The EU Commission's environmental team has just released the list of aviation-related companies (.pdf) required to participate in the Continent's trading program. It includes most of the world's large airlines, as well as smaller carriers and companies like Wal-Mart and Coca Cola that operate commercial jet fleets. The release of that list is the first step in a multi-phase plan to get airlines set up to buy and sell carbon credits.

The EU's decision to include airlines in its big carbon trading party makes a lot of sense, especially in light of the industry's recent growth trends. Passenger numbers in 2007 were up a big 7.3 percent from 2006, and while the EU's total greenhouse gas emissions decreased three percent between 1990 and 2002, emissions from international aviation were up by almost 70 percent. Including aviation in the trading program would reverse that trend, forcing airlines to cut their emissions by three percent by 2012 and five percent thereafter.

The EU's list of airlines required to play the carbon trading game is surprisingly long, and runs the gamut from British Airways and
Lufthansa to Azerbaijan's Silkway Airlines and Angola's Air 26. Any airline that flies into or out of Europe is fair game, and that means US carriers like United and American will also have to pay, something that they're not happy about.

As it is currently structured, the plan will be a boon for some European countries while screwing others.

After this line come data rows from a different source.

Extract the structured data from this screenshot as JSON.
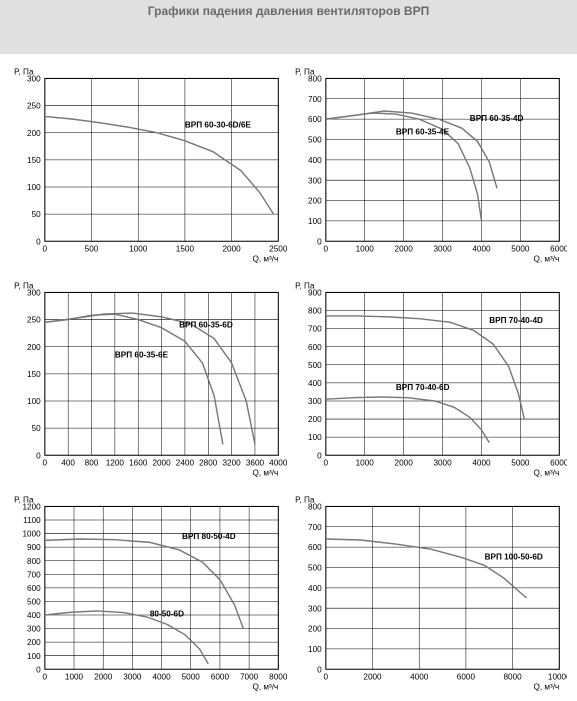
{
  "page_title": "Графики падения давления вентиляторов ВРП",
  "colors": {
    "header_bg": "#e0e0e0",
    "title_text": "#6a6a6a",
    "grid": "#000000",
    "curve": "#777777",
    "background": "#ffffff"
  },
  "charts": [
    {
      "id": "c1",
      "y_label": "P, Па",
      "x_label": "Q, м³/ч",
      "xlim": [
        0,
        2500
      ],
      "xtick_step": 500,
      "ylim": [
        0,
        300
      ],
      "ytick_step": 50,
      "series": [
        {
          "label": "ВРП 60-30-6D/6E",
          "label_xy": [
            1500,
            210
          ],
          "data": [
            [
              0,
              230
            ],
            [
              300,
              225
            ],
            [
              600,
              218
            ],
            [
              900,
              210
            ],
            [
              1200,
              200
            ],
            [
              1500,
              185
            ],
            [
              1800,
              165
            ],
            [
              2100,
              130
            ],
            [
              2300,
              90
            ],
            [
              2450,
              50
            ]
          ]
        }
      ]
    },
    {
      "id": "c2",
      "y_label": "P, Па",
      "x_label": "Q, м³/ч",
      "xlim": [
        0,
        6000
      ],
      "xtick_step": 1000,
      "ylim": [
        0,
        800
      ],
      "ytick_step": 100,
      "series": [
        {
          "label": "ВРП 60-35-4E",
          "label_xy": [
            1800,
            525
          ],
          "data": [
            [
              0,
              600
            ],
            [
              600,
              615
            ],
            [
              1200,
              630
            ],
            [
              1800,
              625
            ],
            [
              2400,
              600
            ],
            [
              3000,
              550
            ],
            [
              3400,
              480
            ],
            [
              3700,
              360
            ],
            [
              3900,
              230
            ],
            [
              4000,
              100
            ]
          ]
        },
        {
          "label": "ВРП 60-35-4D",
          "label_xy": [
            3700,
            590
          ],
          "data": [
            [
              0,
              600
            ],
            [
              800,
              620
            ],
            [
              1500,
              640
            ],
            [
              2200,
              630
            ],
            [
              2900,
              600
            ],
            [
              3500,
              555
            ],
            [
              3900,
              490
            ],
            [
              4200,
              390
            ],
            [
              4400,
              260
            ]
          ]
        }
      ]
    },
    {
      "id": "c3",
      "y_label": "P, Па",
      "x_label": "Q, м³/ч",
      "xlim": [
        0,
        4000
      ],
      "xtick_step": 400,
      "ylim": [
        0,
        300
      ],
      "ytick_step": 50,
      "series": [
        {
          "label": "ВРП 60-35-6E",
          "label_xy": [
            1200,
            180
          ],
          "data": [
            [
              0,
              245
            ],
            [
              400,
              250
            ],
            [
              800,
              258
            ],
            [
              1200,
              260
            ],
            [
              1600,
              250
            ],
            [
              2000,
              235
            ],
            [
              2400,
              210
            ],
            [
              2700,
              170
            ],
            [
              2900,
              110
            ],
            [
              3050,
              20
            ]
          ]
        },
        {
          "label": "ВРП 60-35-6D",
          "label_xy": [
            2300,
            235
          ],
          "data": [
            [
              0,
              245
            ],
            [
              500,
              252
            ],
            [
              1000,
              260
            ],
            [
              1500,
              262
            ],
            [
              2000,
              255
            ],
            [
              2500,
              242
            ],
            [
              2900,
              215
            ],
            [
              3200,
              170
            ],
            [
              3450,
              100
            ],
            [
              3600,
              20
            ]
          ]
        }
      ]
    },
    {
      "id": "c4",
      "y_label": "P, Па",
      "x_label": "Q, м³/ч",
      "xlim": [
        0,
        6000
      ],
      "xtick_step": 1000,
      "ylim": [
        0,
        900
      ],
      "ytick_step": 100,
      "series": [
        {
          "label": "ВРП 70-40-4D",
          "label_xy": [
            4200,
            730
          ],
          "data": [
            [
              0,
              770
            ],
            [
              800,
              770
            ],
            [
              1600,
              765
            ],
            [
              2400,
              755
            ],
            [
              3200,
              735
            ],
            [
              3800,
              690
            ],
            [
              4300,
              615
            ],
            [
              4700,
              490
            ],
            [
              4950,
              340
            ],
            [
              5100,
              200
            ]
          ]
        },
        {
          "label": "ВРП 70-40-6D",
          "label_xy": [
            1800,
            360
          ],
          "data": [
            [
              0,
              310
            ],
            [
              700,
              318
            ],
            [
              1400,
              322
            ],
            [
              2100,
              318
            ],
            [
              2800,
              300
            ],
            [
              3300,
              265
            ],
            [
              3700,
              210
            ],
            [
              4000,
              140
            ],
            [
              4200,
              70
            ]
          ]
        }
      ]
    },
    {
      "id": "c5",
      "y_label": "P, Па",
      "x_label": "Q, м³/ч",
      "xlim": [
        0,
        8000
      ],
      "xtick_step": 1000,
      "ylim": [
        0,
        1200
      ],
      "ytick_step": 100,
      "series": [
        {
          "label": "ВРП 80-50-4D",
          "label_xy": [
            4700,
            960
          ],
          "data": [
            [
              0,
              950
            ],
            [
              1200,
              960
            ],
            [
              2400,
              955
            ],
            [
              3600,
              935
            ],
            [
              4600,
              880
            ],
            [
              5400,
              790
            ],
            [
              6000,
              660
            ],
            [
              6500,
              475
            ],
            [
              6800,
              300
            ]
          ]
        },
        {
          "label": "80-50-6D",
          "label_xy": [
            3600,
            390
          ],
          "data": [
            [
              0,
              400
            ],
            [
              900,
              420
            ],
            [
              1800,
              430
            ],
            [
              2700,
              418
            ],
            [
              3500,
              385
            ],
            [
              4200,
              330
            ],
            [
              4800,
              255
            ],
            [
              5300,
              150
            ],
            [
              5600,
              40
            ]
          ]
        }
      ]
    },
    {
      "id": "c6",
      "y_label": "P, Па",
      "x_label": "Q, м³/ч",
      "xlim": [
        0,
        10000
      ],
      "xtick_step": 2000,
      "ylim": [
        0,
        800
      ],
      "ytick_step": 100,
      "series": [
        {
          "label": "ВРП 100-50-6D",
          "label_xy": [
            6800,
            540
          ],
          "data": [
            [
              0,
              640
            ],
            [
              1500,
              635
            ],
            [
              3000,
              615
            ],
            [
              4500,
              590
            ],
            [
              5800,
              550
            ],
            [
              6800,
              510
            ],
            [
              7600,
              450
            ],
            [
              8200,
              390
            ],
            [
              8600,
              350
            ]
          ]
        }
      ]
    }
  ]
}
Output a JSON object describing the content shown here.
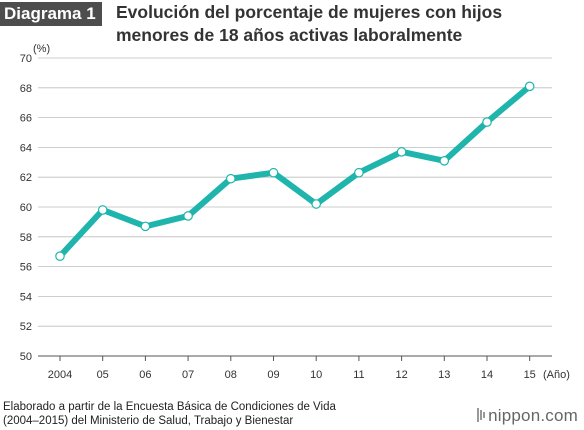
{
  "header": {
    "badge": "Diagrama 1",
    "title": "Evolución del porcentaje de mujeres con hijos menores de 18 años activas laboralmente"
  },
  "chart_data": {
    "type": "line",
    "title": "Evolución del porcentaje de mujeres con hijos menores de 18 años activas laboralmente",
    "ylabel": "(%)",
    "xlabel": "(Año)",
    "ylim": [
      50,
      70
    ],
    "yticks": [
      50,
      52,
      54,
      56,
      58,
      60,
      62,
      64,
      66,
      68,
      70
    ],
    "categories": [
      "2004",
      "05",
      "06",
      "07",
      "08",
      "09",
      "10",
      "11",
      "12",
      "13",
      "14",
      "15"
    ],
    "series": [
      {
        "values": [
          56.7,
          59.8,
          58.7,
          59.4,
          61.9,
          62.3,
          60.2,
          62.3,
          63.7,
          63.1,
          65.7,
          68.1
        ]
      }
    ],
    "grid": true,
    "line_color": "#1fb5ad"
  },
  "footer": {
    "source_line1": "Elaborado a partir de la Encuesta Básica de Condiciones de Vida",
    "source_line2": "(2004–2015) del Ministerio de Salud, Trabajo y Bienestar",
    "brand": "nippon.com"
  }
}
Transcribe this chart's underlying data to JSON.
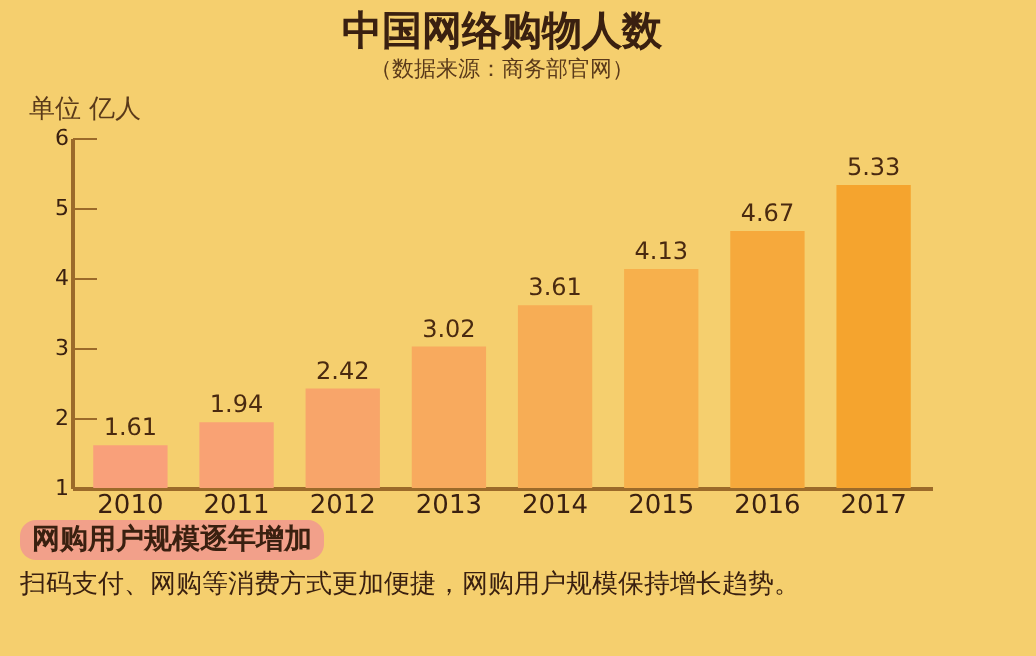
{
  "chart_data": {
    "type": "bar",
    "title": "中国网络购物人数",
    "subtitle": "（数据来源：商务部官网）",
    "ylabel": "单位 亿人",
    "categories": [
      "2010",
      "2011",
      "2012",
      "2013",
      "2014",
      "2015",
      "2016",
      "2017"
    ],
    "values": [
      1.61,
      1.94,
      2.42,
      3.02,
      3.61,
      4.13,
      4.67,
      5.33
    ],
    "colors": [
      "#f9a07a",
      "#f9a274",
      "#f8a56a",
      "#f8aa5e",
      "#f7ad55",
      "#f7b04c",
      "#f6a93c",
      "#f5a42e"
    ],
    "ylim": [
      1,
      6
    ],
    "yticks": [
      1,
      2,
      3,
      4,
      5,
      6
    ],
    "data_labels": true,
    "grid": false,
    "annotations": [
      "网购用户规模逐年增加",
      "扫码支付、网购等消费方式更加便捷，网购用户规模保持增长趋势。"
    ]
  }
}
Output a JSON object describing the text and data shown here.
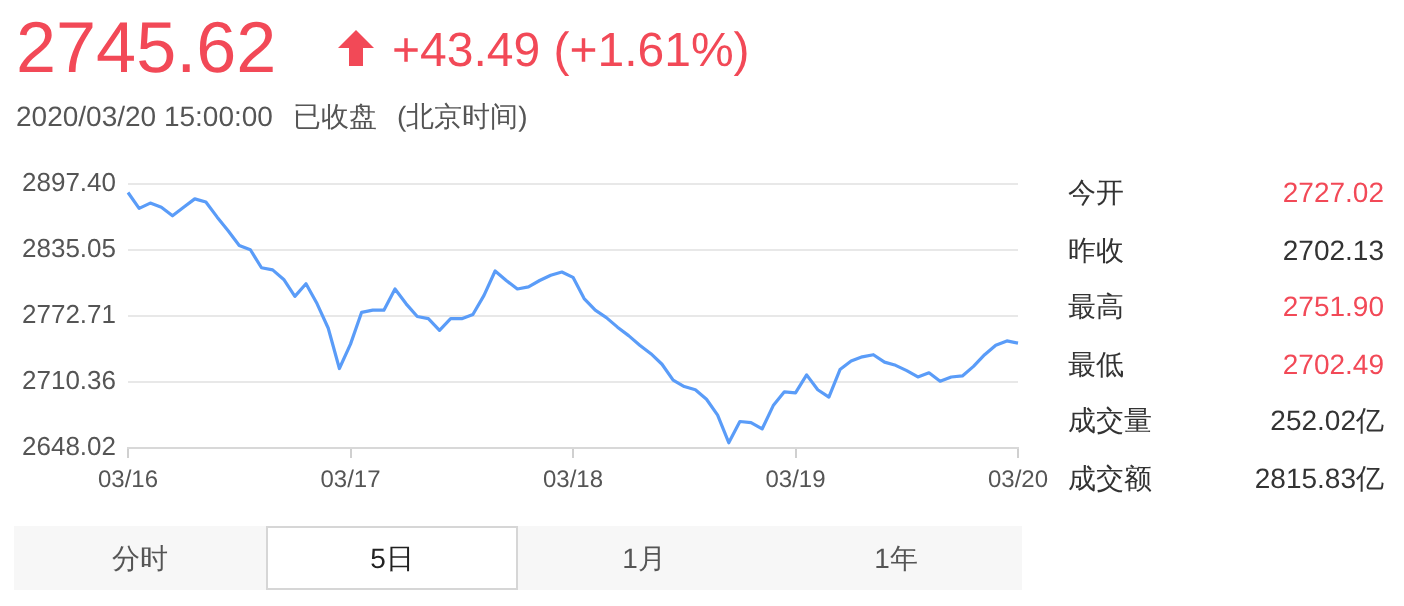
{
  "chart_data": {
    "type": "line",
    "title": "2745.62",
    "subtitle": "+43.49 (+1.61%)",
    "annotations": [
      "2020/03/20 15:00:00",
      "已收盘",
      "(北京时间)",
      "今开",
      "2727.02",
      "昨收",
      "2702.13",
      "最高",
      "2751.90",
      "最低",
      "2702.49",
      "成交量",
      "252.02亿",
      "成交额",
      "2815.83亿",
      "分时",
      "5日",
      "1月",
      "1年"
    ],
    "categories": [
      "03/16",
      null,
      null,
      null,
      null,
      null,
      null,
      null,
      null,
      null,
      null,
      null,
      null,
      null,
      null,
      null,
      null,
      null,
      null,
      null,
      "03/17",
      null,
      null,
      null,
      null,
      null,
      null,
      null,
      null,
      null,
      null,
      null,
      null,
      null,
      null,
      null,
      null,
      null,
      null,
      null,
      "03/18",
      null,
      null,
      null,
      null,
      null,
      null,
      null,
      null,
      null,
      null,
      null,
      null,
      null,
      null,
      null,
      null,
      null,
      null,
      null,
      "03/19",
      null,
      null,
      null,
      null,
      null,
      null,
      null,
      null,
      null,
      null,
      null,
      null,
      null,
      null,
      null,
      null,
      null,
      null,
      null,
      "03/20"
    ],
    "series": [
      {
        "color": "#5a9cf8",
        "values": [
          2889,
          2874,
          2879,
          2875,
          2867,
          2875,
          2883,
          2880,
          2866,
          2853,
          2839,
          2835,
          2818,
          2816,
          2807,
          2791,
          2803,
          2784,
          2761,
          2723,
          2746,
          2776,
          2778,
          2778,
          2798,
          2784,
          2772,
          2770,
          2759,
          2770,
          2770,
          2774,
          2792,
          2815,
          2806,
          2798,
          2800,
          2806,
          2811,
          2814,
          2809,
          2789,
          2778,
          2771,
          2762,
          2754,
          2745,
          2737,
          2727,
          2712,
          2706,
          2703,
          2694,
          2679,
          2653,
          2673,
          2672,
          2666,
          2688,
          2701,
          2700,
          2717,
          2703,
          2696,
          2722,
          2730,
          2734,
          2736,
          2729,
          2726,
          2721,
          2715,
          2719,
          2711,
          2715,
          2716,
          2725,
          2736,
          2745,
          2749,
          2747
        ]
      }
    ],
    "ylim": [
      2648.02,
      2897.4
    ],
    "yticks": [
      2648.02,
      2710.36,
      2772.71,
      2835.05,
      {
        "value": 2897.4,
        "label": "2897.40"
      }
    ],
    "grid": "y",
    "legend": false,
    "marker": "none",
    "line_style": "solid"
  }
}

That's because the EU is matching each airline up with a single European country responsible for selling credits to that airline when it exceeds its carbon limit. Big countries like the
UK and France will rake in cash from the hundreds of airlines they each oversee, while a country like Poland, which has been assigned only 45
airlines, will collect much less.

Although aviation's inclusion in the plan is a done deal, opponents are still making noise. Germany's influential Green
Party
says that so far carbon trading hasn't actually done anything to reduce emissions in Europe, and the International Air Transport
Association claims that aviation's participation will cost the industry billions of dollars a year. The Air Transport Association says in its annual report (.pdf) that US airlines have cut their emissions without a fancy carbon trading plan.

On the bright side, carbon credits are a bargain right now, trading for around $13 a ton, down 40-percent from last year. That's because decreased production in polluting industries like manufacturing has given companies extra credits to sell, flooding the market and driving down prices. But analysts expect that once business picks up and the EU starts lowering emissions targets, that price will go up.

All the more reason for the airlines to continue working with plane manufacturers and engine makers to develop cleaner, greener aircraft and alternative fuels.